A comparison of the accuracies of the proposed WVE classifier model and other models is presented in Table 7. The proposed method showed a significant improvement in accuracy compared with previous studies that used machine learning techniques for stroke detection.

Table 7 Performance comparison between proposed method and previous study.

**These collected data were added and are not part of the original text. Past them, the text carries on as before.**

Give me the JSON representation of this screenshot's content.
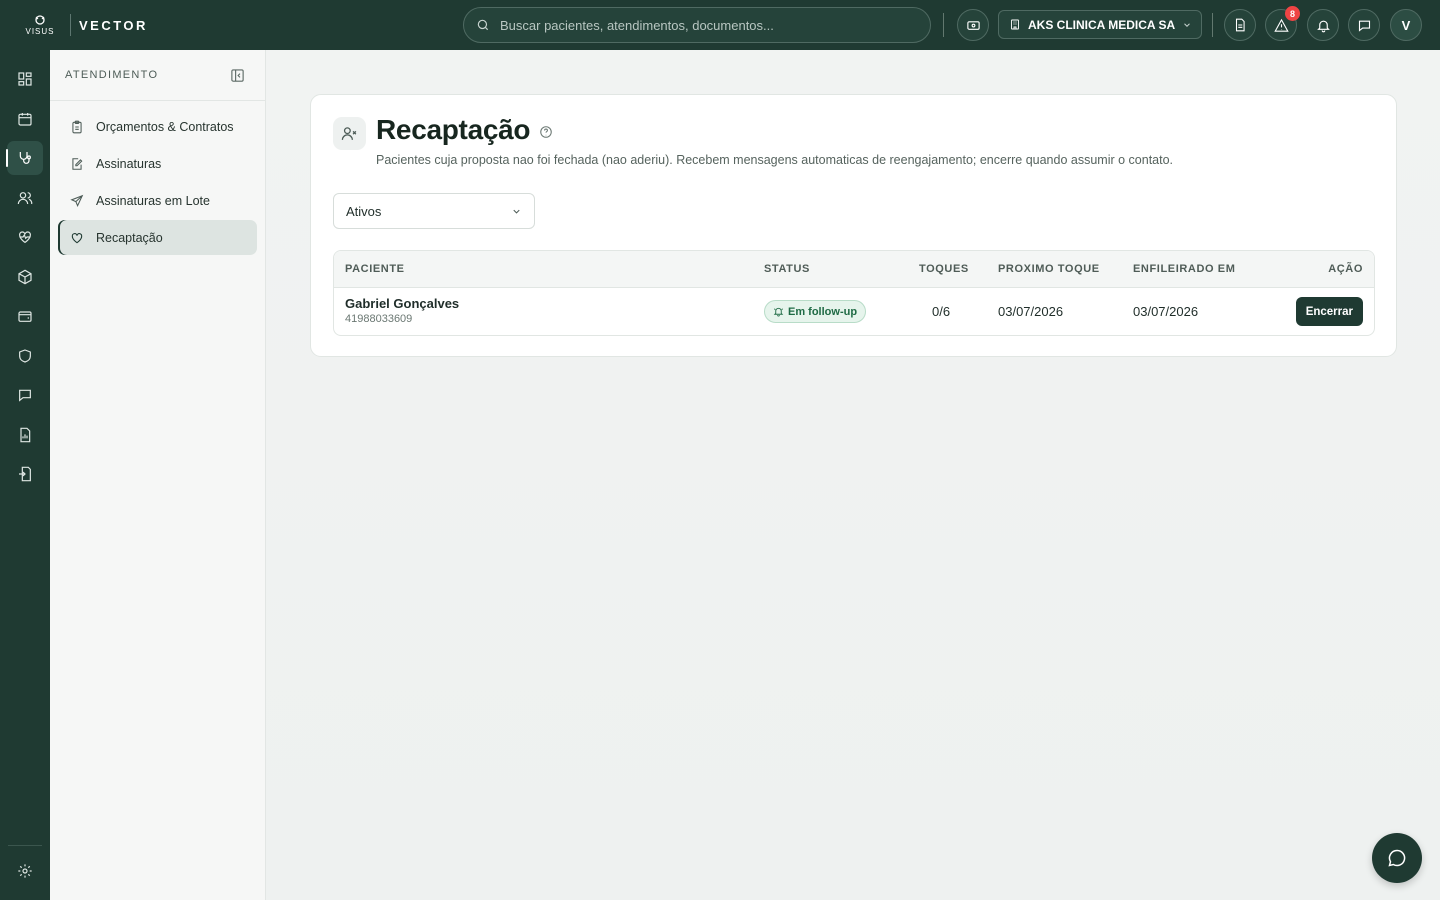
{
  "brand": {
    "logo_text": "VISUS",
    "product": "VECTOR"
  },
  "search": {
    "placeholder": "Buscar pacientes, atendimentos, documentos..."
  },
  "clinic": {
    "name": "AKS CLINICA MEDICA SA"
  },
  "alerts": {
    "count": "8"
  },
  "user": {
    "initial": "V"
  },
  "sidebar": {
    "title": "ATENDIMENTO",
    "items": [
      {
        "label": "Orçamentos & Contratos",
        "icon": "clipboard-icon"
      },
      {
        "label": "Assinaturas",
        "icon": "signature-icon"
      },
      {
        "label": "Assinaturas em Lote",
        "icon": "send-icon"
      },
      {
        "label": "Recaptação",
        "icon": "heart-icon",
        "active": true
      }
    ]
  },
  "page": {
    "title": "Recaptação",
    "subtitle": "Pacientes cuja proposta nao foi fechada (nao aderiu). Recebem mensagens automaticas de reengajamento; encerre quando assumir o contato."
  },
  "filter": {
    "selected": "Ativos"
  },
  "table": {
    "headers": [
      "PACIENTE",
      "STATUS",
      "TOQUES",
      "PROXIMO TOQUE",
      "ENFILEIRADO EM",
      "AÇÃO"
    ],
    "rows": [
      {
        "name": "Gabriel Gonçalves",
        "phone": "41988033609",
        "status": "Em follow-up",
        "touches": "0/6",
        "next_touch": "03/07/2026",
        "queued_at": "03/07/2026",
        "action": "Encerrar"
      }
    ]
  },
  "colors": {
    "primary": "#1f3a32",
    "status_bg": "#e6f4ec",
    "status_text": "#1f6b45",
    "badge": "#ef4444"
  }
}
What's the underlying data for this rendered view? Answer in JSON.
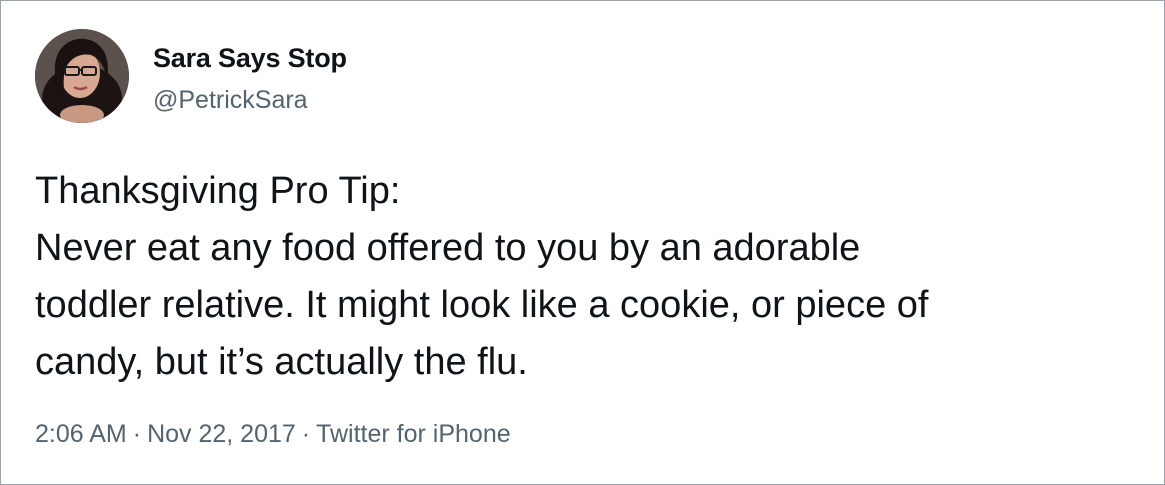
{
  "author": {
    "name": "Sara Says Stop",
    "handle": "@PetrickSara"
  },
  "tweet": {
    "lines": [
      "Thanksgiving Pro Tip:",
      "Never eat any food offered to you by an adorable",
      "toddler relative. It might look like a cookie, or piece of",
      "candy, but it’s actually the flu."
    ]
  },
  "meta": {
    "time": "2:06 AM",
    "date": "Nov 22, 2017",
    "source": "Twitter for iPhone",
    "separator": "·"
  },
  "colors": {
    "text": "#0f1419",
    "secondary": "#536471",
    "border": "#9aa3ab"
  }
}
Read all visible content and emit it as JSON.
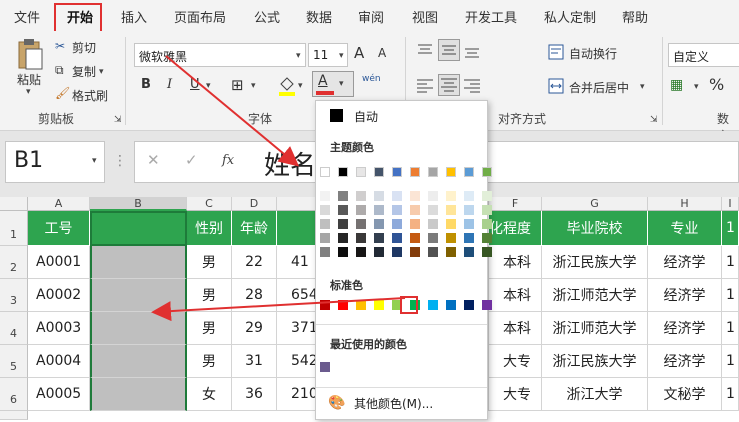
{
  "menu": [
    "文件",
    "开始",
    "插入",
    "页面布局",
    "公式",
    "数据",
    "审阅",
    "视图",
    "开发工具",
    "私人定制",
    "帮助"
  ],
  "ribbon": {
    "paste": "粘贴",
    "cut": "剪切",
    "copy": "复制",
    "format_painter": "格式刷",
    "clipboard_label": "剪贴板",
    "font_name": "微软雅黑",
    "font_size": "11",
    "font_label": "字体",
    "bold": "B",
    "italic": "I",
    "underline": "U",
    "font_color_letter": "A",
    "wen": "wén",
    "align_label": "对齐方式",
    "wrap_text": "自动换行",
    "merge_center": "合并后居中",
    "number_format": "自定义",
    "number_label": "数字",
    "percent": "%",
    "grow_font": "A",
    "shrink_font": "A"
  },
  "formula_bar": {
    "name_box": "B1",
    "fx": "fx",
    "content": "姓名"
  },
  "columns": [
    "A",
    "B",
    "C",
    "D",
    "",
    "F",
    "G",
    "H",
    "I"
  ],
  "rows": [
    "1",
    "2",
    "3",
    "4",
    "5",
    "6"
  ],
  "table": {
    "header": [
      "工号",
      "",
      "性别",
      "年龄",
      "",
      "化程度",
      "毕业院校",
      "专业",
      "1"
    ],
    "rows": [
      [
        "A0001",
        "",
        "男",
        "22",
        "41",
        "本科",
        "浙江民族大学",
        "经济学",
        "1"
      ],
      [
        "A0002",
        "",
        "男",
        "28",
        "654",
        "本科",
        "浙江师范大学",
        "经济学",
        "1"
      ],
      [
        "A0003",
        "",
        "男",
        "29",
        "371",
        "本科",
        "浙江师范大学",
        "经济学",
        "1"
      ],
      [
        "A0004",
        "",
        "男",
        "31",
        "542",
        "大专",
        "浙江民族大学",
        "经济学",
        "1"
      ],
      [
        "A0005",
        "",
        "女",
        "36",
        "210",
        "大专",
        "浙江大学",
        "文秘学",
        "1"
      ]
    ]
  },
  "palette": {
    "auto": "自动",
    "theme_title": "主题颜色",
    "standard_title": "标准色",
    "recent_title": "最近使用的颜色",
    "more_colors": "其他颜色(M)...",
    "theme_top": [
      "#ffffff",
      "#000000",
      "#e7e6e6",
      "#44546a",
      "#4472c4",
      "#ed7d31",
      "#a5a5a5",
      "#ffc000",
      "#5b9bd5",
      "#70ad47"
    ],
    "theme_shades": [
      [
        "#f2f2f2",
        "#d9d9d9",
        "#bfbfbf",
        "#a6a6a6",
        "#808080"
      ],
      [
        "#808080",
        "#595959",
        "#404040",
        "#262626",
        "#0d0d0d"
      ],
      [
        "#d0cece",
        "#aeabab",
        "#757171",
        "#3a3838",
        "#171616"
      ],
      [
        "#d6dce4",
        "#adb9ca",
        "#8497b0",
        "#333f4f",
        "#222a35"
      ],
      [
        "#d9e2f3",
        "#b4c6e7",
        "#8eaadb",
        "#2f5496",
        "#1f3864"
      ],
      [
        "#fbe5d5",
        "#f7cbac",
        "#f4b183",
        "#c55a11",
        "#833c0b"
      ],
      [
        "#ededed",
        "#dbdbdb",
        "#c9c9c9",
        "#7b7b7b",
        "#525252"
      ],
      [
        "#fff2cc",
        "#ffe599",
        "#ffd966",
        "#bf9000",
        "#7f6000"
      ],
      [
        "#deebf6",
        "#bdd7ee",
        "#9dc3e6",
        "#2e75b5",
        "#1e4e79"
      ],
      [
        "#e2efd9",
        "#c5e0b3",
        "#a8d08d",
        "#538135",
        "#375623"
      ]
    ],
    "standard": [
      "#c00000",
      "#ff0000",
      "#ffc000",
      "#ffff00",
      "#92d050",
      "#00b050",
      "#00b0f0",
      "#0070c0",
      "#002060",
      "#7030a0"
    ],
    "recent": [
      "#6b5b8e"
    ]
  },
  "colors": {
    "accent_red": "#e03030",
    "header_green": "#2ea44f",
    "selection_gray": "#bfbfbf"
  }
}
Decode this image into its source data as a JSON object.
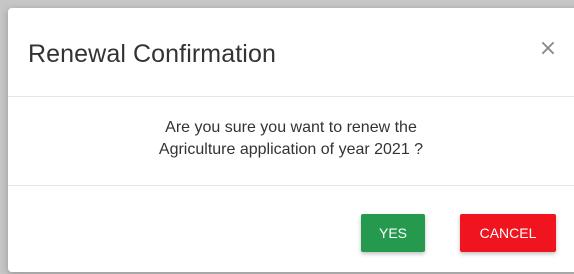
{
  "dialog": {
    "title": "Renewal Confirmation",
    "close_icon": "close-icon",
    "message_line1": "Are you sure you want to renew the",
    "message_line2": "Agriculture application of year 2021 ?",
    "yes_label": "YES",
    "cancel_label": "CANCEL"
  },
  "colors": {
    "yes_button": "#259a4f",
    "cancel_button": "#f0141e",
    "title_text": "#333333"
  }
}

Conclusion and future work

Preventive detection is essential for reducing brain damage and improving patient prognosis after stroke. Machine learning can play a key role in early stroke detection by analyzing medical data. In this study, a stroke recognition approach based on the WVE classifier was presented. The proposed model is a composite machine learning method. The integration of the results of several different classifiers, including Random Forest, eXtreme Gradient Boosting, and histogram-based gradient boosting, produces a definitive prediction. These probabilities, which all classifiers deliver as a valuation of the chance that they belong, are added to create the final forecast using a weighted average. Finally, our research provides a hybrid framework that integrates machine learning techniques. The improved weighted voting ensemble model classified brain stroke with high accuracy (92.31%). Our research provides a comprehensive understanding of patients’ overall health and potential risk factors.

Limitation

One of the limitations of this study is the small size of our private dataset, which may affect the generalizability of the results. Furthermore, the complexity of combining multiple machine learning models in a weighted voting ensemble classifier to optimize accuracy is a challenge. Another drawback is the difficulty in understanding the hybrid RF + XGBoost + HGB models, which may make it difficult for healthcare providers to trust the model’s predictions. The stroke dataset used contained many samples labeled as"unknown,"and although data cleaning was performed, testing the models on different datasets might yield different results.

Future work

Future research could develop an app for stroke diagnosis using CT scan image data to enhance patient outcomes and individualized treatment. The effectiveness of the framework should be assessed using larger datasets and for clinical utility in healthcare settings. The integration of advanced neuroimaging modalities and comprehensive clinical data could improve stroke localization and diagnostic accuracy. Privacy-preserving techniques, such as federated learning and centralized deep learning security exploration, can be adopted to maintain patient data confidentiality.